Çünkü özellikle hassas mizaç sahipleri açısından, gönüller bir defa kırıldı mı, bilâhare tamir etmek kolay, hattâ mümkün olamayabiliyor. Ki, ihtilafların yol açtığı en büyük tahribat bu biçimde üzücü hallerle tezahür ediyor.


Bu noktada, hasbelbeşer küskünlük ve kırgınlıklar olması halinde izale ve tamiri açısından büyük değer taşıyan bir çıkış formülü:

“Sıkıntıdan neş’et eden [kaynaklanan] gerginlikler ve kusurlar yüzünden İhlâs Risalesi’nin düsturları koruma edilmediğinden, siz birbirinizle tamam helalleşmek lâzımdır ve mecburidir. Siz birbirinize en fedakâr nesebî kardeşten daha fazla kardeşsiniz. Kardeş ise kardeşinin kusurunu örter, unutur ve affeder.”

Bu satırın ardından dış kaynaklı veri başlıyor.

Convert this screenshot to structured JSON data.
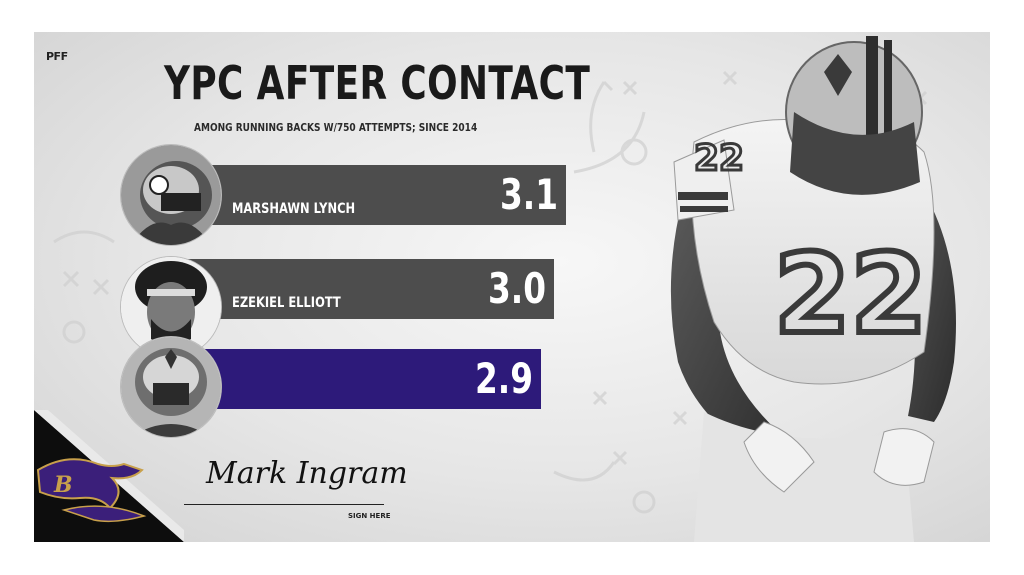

Denizli hapsinden çıkış vaktinin yaklaştığı günlerde Üstadın oradaki talebelerine yazdığı mektuptaki bu kelamlar hepimiz için geçerli.

Bizler de istemeden dahi olsa kaynağı yahut muhatabı olduğumuz gerginlik ve kusurlardan dolayı helalleşmeli; süreksiz sebeplerden kaynaklanan uyuşmazlıkların kalıcı dargınlık ve kopuşlar üretmesine müsaade vermemeliyiz.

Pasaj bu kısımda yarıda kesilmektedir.